Inspection unit, this inspection unit is configured to check whether exceed for total transmitted power of the described multiple channels sent simultaneously the total peak power output configured for described communication equipment on described multiple component carrier;

Wherein, described multiple channel comprises Physical Uplink Control Channel PUCCH and Physical Uplink Shared Channel PUSCH,

Wherein, if described total transmitted power of the described multiple channel on described multiple component carrier exceedes the described total peak power output for described communication device configured, then adjustment unit is configured to the transmitted power adjusting described PUSCH as follows, and which is that the total transmitted power after making the adjustment on described multiple component carrier is no more than described total peak power output.
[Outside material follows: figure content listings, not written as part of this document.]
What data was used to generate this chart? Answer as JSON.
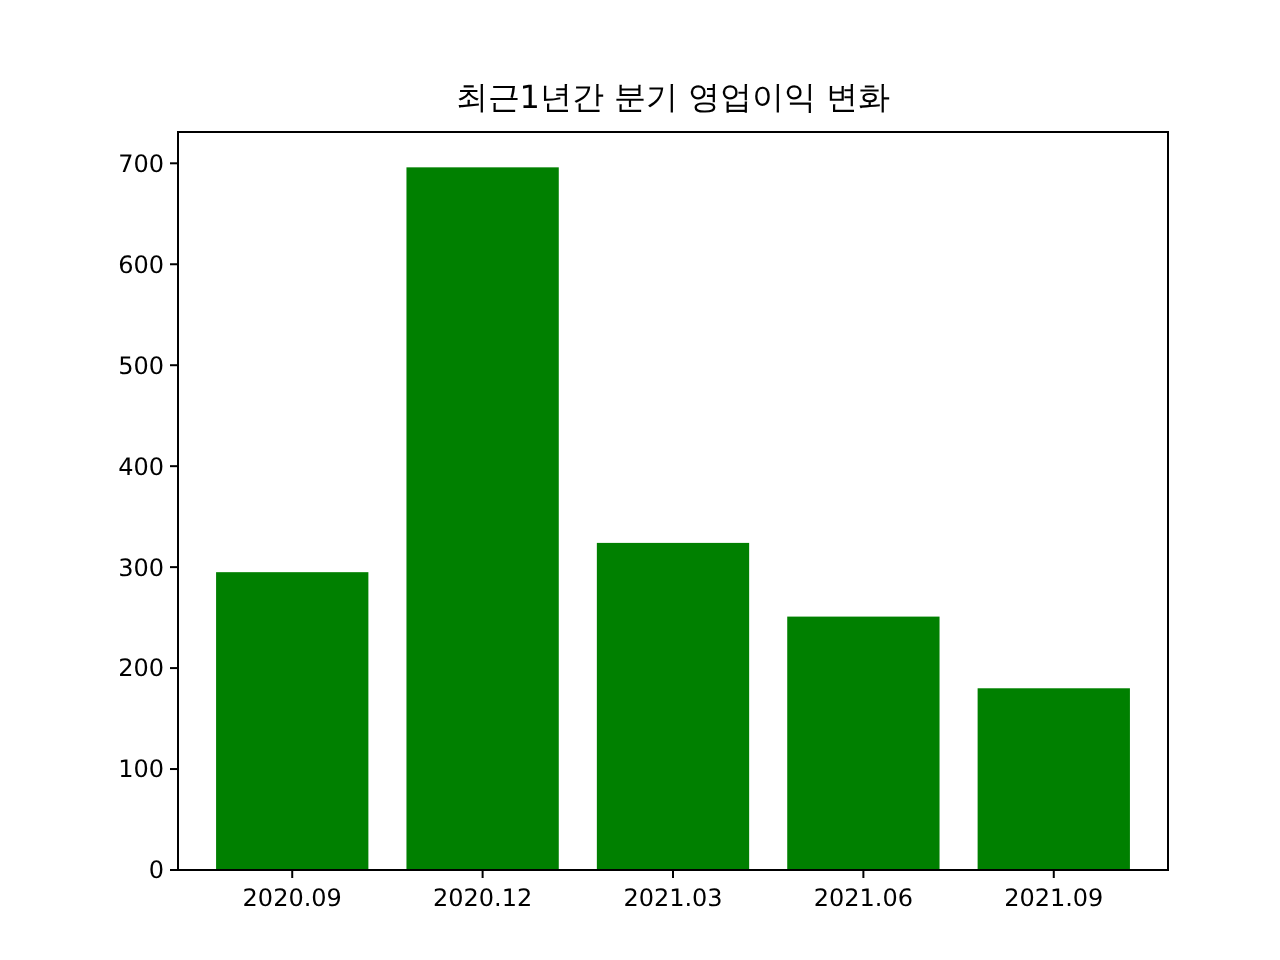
{
  "chart_data": {
    "type": "bar",
    "title": "최근1년간 분기 영업이익 변화",
    "categories": [
      "2020.09",
      "2020.12",
      "2021.03",
      "2021.06",
      "2021.09"
    ],
    "values": [
      295,
      696,
      324,
      251,
      180
    ],
    "color": "#008000",
    "ylim": [
      0,
      731
    ],
    "yticks": [
      0,
      100,
      200,
      300,
      400,
      500,
      600,
      700
    ],
    "grid": false
  }
}
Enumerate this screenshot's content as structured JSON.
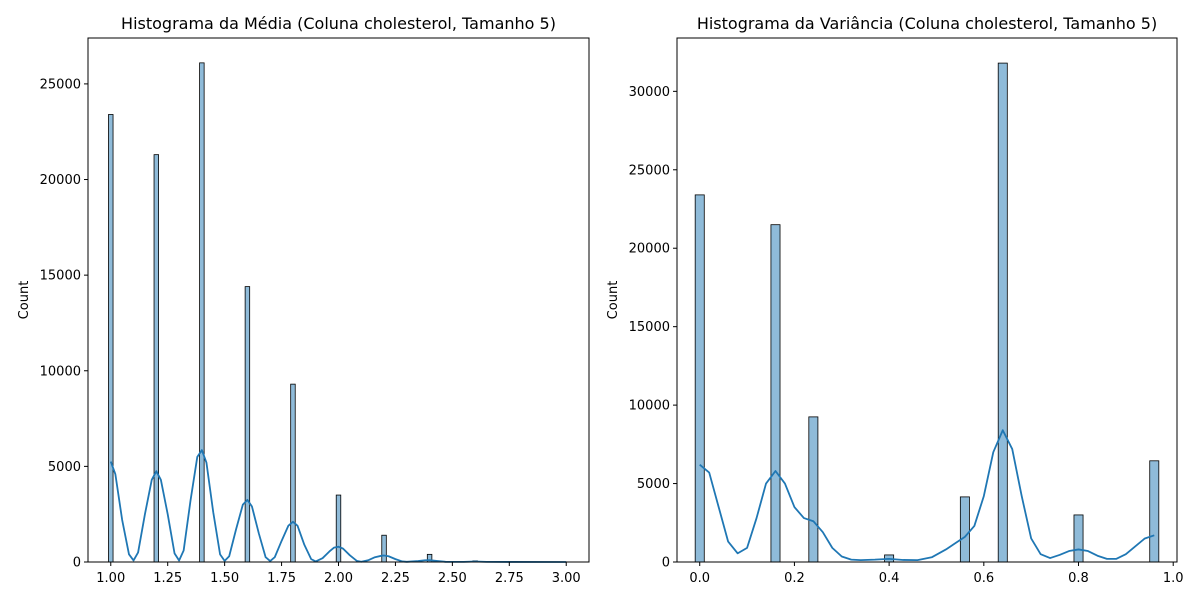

7. communication equipment according to claim 6, this communication equipment also comprises:

Radio frequency unit, this RF unit is configured to send described PUCCH and described PUSCH simultaneously,

Wherein, the first component carrier sends described PUCCH, and

Wherein, second component carrier wave sends described PUSCH.

8. communication equipment according to claim 6, wherein, via the information of peak power output total described in broadcast or radio resource control RRC message sink.

9. communication equipment according to claim 6, wherein, adjusts the described transmitted power of described PUSCH by application attenuation coefficient.

10. communication equipment according to claim 6, this communication equipment also comprises:

Wherein, even if total the described transmitted power of described multiple channel on described multiple component carrier exceedes the described total peak power output for described communication device configured, power holding unit is configured to the transmitted power still keeping described PUCCH.